The first story, “The Miracle Lambs of Minane,” by Finbarr O’Reilly, is also a sentimental portrait of a future past to come. The story is essentially a flashback, an unnamed protagonists’ reminiscence of a local Irish anti-hero who had since been mythologized. He remembers her controversial quest to bring silphium, the long-extinct Greek and Roman birth control weed, to the masses. The story takes place in the wake of a famine from which Ireland is just starting to heal, and the religious state has cracked down on birth control in favor of population growth. The story blends past, present, and future, recalling the Great Famine of the 1840’s and the recent sea change of legalized abortion signed into law this past September.

“Sparrow” by Yilin Wang is barely a science fiction. This second-person story puts you in the shoes of a recently laid-off Chongqing a window cleaner who dreams of becoming the mythical rooftop-hopping Robin Hood, Sparrow Li. Wang’s Chongqing is a place of too many workers and not enough work, where one has to take what they can get after calling in as many favors as they can. But even that won’t stop you from being laid off when your job gets automated, as the protagonist warns her boss. It’s a story that almost feels too familiar.

“When We Were Starless” by Simone Heller is a post-apocalyptic fantasy about Mink, a “Blessed” outcast that fights ghosts for her community of nomads. It’s Mink’s job to excise ghosts whenever they threaten the community, which is ready to pack up and leave behind the sick and if they think the ghosts aren’t going anywhere. When Mink meets a ghost that fails to meet her expectations, she has to decide which parts of her community’s lore actually help them survive, and which parts are dangerous superstitions. The story immerses you from the beginning and explains little, but it’s easy enough for the reader to put the pieces together. This works to the story’s benefit, establishing early on an ambience of mystery for the readers to unravel.

“The Facecrafter” by Anna Wu (translated by Emily Jin) paints the story of apathetic people trying to maintain capitalism in the wake of Nuclear Winter. Stuck in shelters that are specialized by job, most people spend their hard-earned money by losing themselves to the virtual world of Eden. Ling Xi oversees a storage center for masterpieces, until one day when all of them are stolen without any trace of a break-in. Of course, this is just the set up for a trans-dimensional journey to save the world from immorality. Wu warps Chinese mythology into some pretty interesting characters and mind-bending imagery. (Reprint)
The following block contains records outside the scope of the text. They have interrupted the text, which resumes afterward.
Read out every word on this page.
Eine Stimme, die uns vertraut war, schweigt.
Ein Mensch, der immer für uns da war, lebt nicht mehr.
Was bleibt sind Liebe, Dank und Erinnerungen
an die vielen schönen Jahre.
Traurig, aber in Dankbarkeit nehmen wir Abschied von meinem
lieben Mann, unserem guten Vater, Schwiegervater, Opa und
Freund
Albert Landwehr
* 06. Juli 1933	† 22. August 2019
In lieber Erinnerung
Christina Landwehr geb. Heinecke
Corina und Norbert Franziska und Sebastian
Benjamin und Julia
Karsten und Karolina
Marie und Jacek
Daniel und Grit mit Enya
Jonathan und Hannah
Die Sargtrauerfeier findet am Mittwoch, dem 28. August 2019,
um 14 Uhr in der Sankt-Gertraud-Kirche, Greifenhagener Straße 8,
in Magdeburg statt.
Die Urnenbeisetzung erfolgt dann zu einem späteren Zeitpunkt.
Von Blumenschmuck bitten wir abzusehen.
“Thirty-Three Percent Joe” by Suzanne Palmer stars the body of Joe, a reluctant soldier in a new US civil war, who has had a third of his body replaced by AI prosthetics, including the Cerebral Control implant, a nervous Left Eye, a cankerous Spleen and a newly replaced Left Elbow. Each piece of hardware has its own distinct identity and personality. Since Joe’s father, a soldier himself, was killed by a malfunctioning prosthetic, Joe worries about his own additions. But the A.I. inside him are mainly concerned with self-preservation, and so conspire to keep Joe out of combat. I would put this on par with some other popular sci-fi about robot emotions, including “Fandom for Robots” by Vina Jie-Min Prasad for Uncanny, Martha Wells Murderbot series for Tor Books, and Naomi Kritzer’s “Cat Pictures Please” for Clarkesworld (not to mention the McDonald story coming up).

“In Everlasting Wisdom” by Aliette De Boddard portrays a dystopia ruled by a godlike Everlasting Emperor, an alien being that telepathically influences people’s emotions. Ai Thi is a reluctant host for an appeaser, a Gao’uld-type parasite with their own consciousness that acts as a transmitter for the Emperor’s rebellion-suppressing influence. Ai Thi only volunteered to be a host because she was destitute, so when an equally destitute citizen tries to assassinate her, her sympathy is provoked. De Boddard avoids a long, drawn-out space opera in favor of a slice-of-life story about one subject in a brutal dictatorship. (Reprint from 2017)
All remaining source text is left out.